Gov. Ron DeSantis leapt into full disaster-prep mode Thursday, hopscotching along Florida’s east coast to confer with federal, state, and local emergency management officials and effecting a high public profile as Hurricane Dorian menaced the state’s east coast.
The governor’s daily schedule listed visits to the National Hurricane Center in Miami and local command centers in Brevard and Duval counties. The schedule also lists meetings with key aides, including Division of Emergency Management Director Jared Moskowitz and state meteorologist Amy Godsey. He spoke by telephone with Florida National Guard Adjutant General James Eiffert, the schedule says.
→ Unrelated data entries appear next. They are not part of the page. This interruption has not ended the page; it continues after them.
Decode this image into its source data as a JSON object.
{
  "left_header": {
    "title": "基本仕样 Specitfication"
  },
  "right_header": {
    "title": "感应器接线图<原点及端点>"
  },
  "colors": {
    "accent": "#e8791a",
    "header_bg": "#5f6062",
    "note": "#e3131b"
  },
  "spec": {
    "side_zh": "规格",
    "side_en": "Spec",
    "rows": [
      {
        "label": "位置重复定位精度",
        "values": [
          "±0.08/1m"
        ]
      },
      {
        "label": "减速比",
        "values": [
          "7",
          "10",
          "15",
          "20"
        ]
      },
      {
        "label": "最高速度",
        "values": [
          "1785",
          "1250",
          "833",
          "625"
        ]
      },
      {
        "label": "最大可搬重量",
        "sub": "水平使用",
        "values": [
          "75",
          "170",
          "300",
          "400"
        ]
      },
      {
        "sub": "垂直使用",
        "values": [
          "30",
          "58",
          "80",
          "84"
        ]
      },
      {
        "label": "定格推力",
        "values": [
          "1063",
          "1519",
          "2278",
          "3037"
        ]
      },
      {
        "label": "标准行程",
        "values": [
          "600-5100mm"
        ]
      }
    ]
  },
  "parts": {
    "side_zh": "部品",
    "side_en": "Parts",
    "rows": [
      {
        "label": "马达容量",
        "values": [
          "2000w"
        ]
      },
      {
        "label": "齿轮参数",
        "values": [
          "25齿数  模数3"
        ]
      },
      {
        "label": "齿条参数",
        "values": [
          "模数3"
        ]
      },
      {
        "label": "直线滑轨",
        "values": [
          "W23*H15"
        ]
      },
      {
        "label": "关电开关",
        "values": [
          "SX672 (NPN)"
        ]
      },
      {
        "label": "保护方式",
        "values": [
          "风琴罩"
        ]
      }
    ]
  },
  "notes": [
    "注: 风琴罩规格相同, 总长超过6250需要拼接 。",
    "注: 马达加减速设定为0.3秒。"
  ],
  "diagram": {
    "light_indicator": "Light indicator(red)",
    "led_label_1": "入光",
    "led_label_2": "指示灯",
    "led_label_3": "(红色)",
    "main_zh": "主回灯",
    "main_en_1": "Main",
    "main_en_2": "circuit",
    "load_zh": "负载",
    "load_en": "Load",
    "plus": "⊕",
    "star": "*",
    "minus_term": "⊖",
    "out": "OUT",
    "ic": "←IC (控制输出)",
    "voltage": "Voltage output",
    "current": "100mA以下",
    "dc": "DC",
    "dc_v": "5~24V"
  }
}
“The message, I think, right now, is that all Floridians really need to monitor Hurricane Dorian and make the necessary preparations,” DeSantis said during a news conference transmitted by live feed on his Facebook page. “This is a track that has a significant amount of uncertainty.”
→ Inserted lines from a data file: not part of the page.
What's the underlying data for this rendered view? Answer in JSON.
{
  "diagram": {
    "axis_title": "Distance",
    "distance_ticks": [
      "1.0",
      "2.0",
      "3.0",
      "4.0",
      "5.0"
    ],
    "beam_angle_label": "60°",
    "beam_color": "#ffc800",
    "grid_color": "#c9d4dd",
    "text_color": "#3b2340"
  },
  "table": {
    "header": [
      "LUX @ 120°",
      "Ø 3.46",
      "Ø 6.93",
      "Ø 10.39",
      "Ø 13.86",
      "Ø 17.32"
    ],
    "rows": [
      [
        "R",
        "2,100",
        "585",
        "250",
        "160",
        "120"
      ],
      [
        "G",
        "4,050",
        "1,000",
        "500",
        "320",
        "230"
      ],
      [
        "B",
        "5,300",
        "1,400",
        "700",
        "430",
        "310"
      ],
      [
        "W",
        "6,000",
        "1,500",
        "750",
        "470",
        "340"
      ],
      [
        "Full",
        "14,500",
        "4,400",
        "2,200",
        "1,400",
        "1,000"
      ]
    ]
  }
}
The live feed cut out while the governor was in mid-sentence. Notwithstanding that glitch, the storm certainly will elevate DeSantis’ media profile within the state and likely nationally during the coming days.
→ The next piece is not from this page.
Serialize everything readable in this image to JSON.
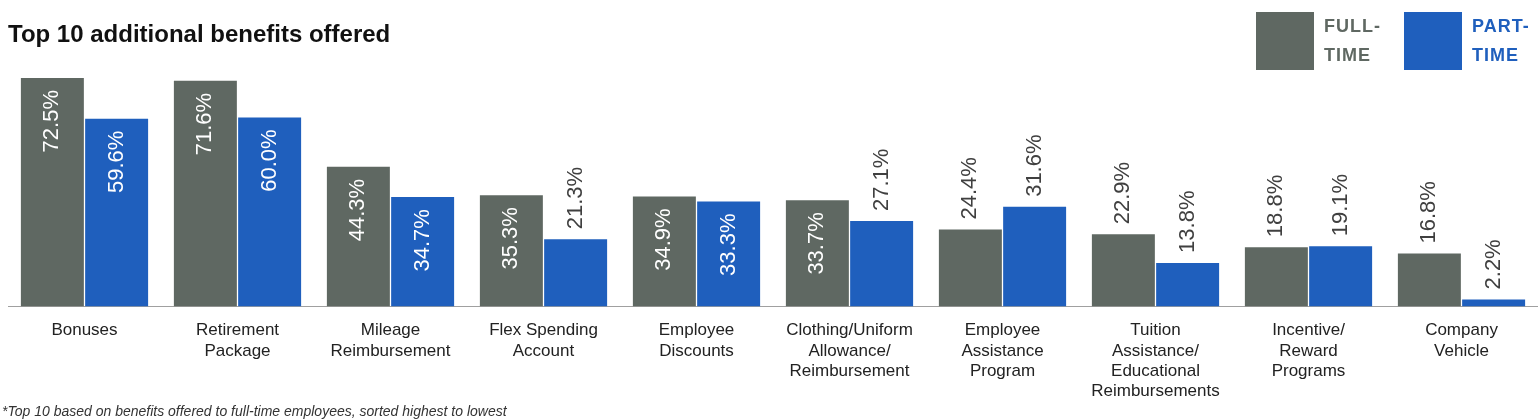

Dorian is the first hurricane to threaten Florida since DeSantis took office in January, but he has been highly visible regarding recovery from Hurricane Michael, which trashed the Panhandle on Oct. 10. He spent his first full day in office surveilling Michael’s aftermath in the afflicted counties and has highlighted the state’s recovery efforts – and how his connections to President Trump purportedly drew federal dollars to Florida – ever since.
Locals, however, say the bulk of the recovery money still hasn’t reached the places that need it.
DeSantis is following the example of his predecessor, now-U.S. Sen. Rick Scott, who invited TV crews and other reporters along as he, for example, monitored Hurricane Hermine from the state’s emergency response center in Tallahassee in 2016 and afterward cleared debris on that city’s south side.
A report in Florida Politics credits Scott’s visibility with contributing to his electoral ouster of long-term incumbent Democratic U.S. Sen. Bill Nelson last year. An analysis of Google search data by the Miami Herald and Tampa Bay Times highlights a conspicuous spike in Scott’s profile as he drew national coverage during Hurricane Irma in September 2017.
As for Dorian, DeSantis issued an emergency declaration Wednesday covering 26 counties stretching from the Florida Keys to the Georgia border. “We will likely be adding to that, in light of some of the additional forecasts,” he said Thursday.
The declaration allows the state to shift additional fuel to gas stations – Brevard County has already experienced shortages, the governor said. It also authorized deployment of the National Guard. “With a track like this, it’s uncertain where to deploy them, but the National Guard is going to be on deck for this.”
DeSantis spoke with President Trump Wednesday. The Federal Emergency Management Agency is dispatching personnel to Florida’s emergency management center, which DeSantis expects to be fully geared up by Friday.
DeSantis has also asked the federal government to dispatch generators and pumps to Florida in advance of landfall.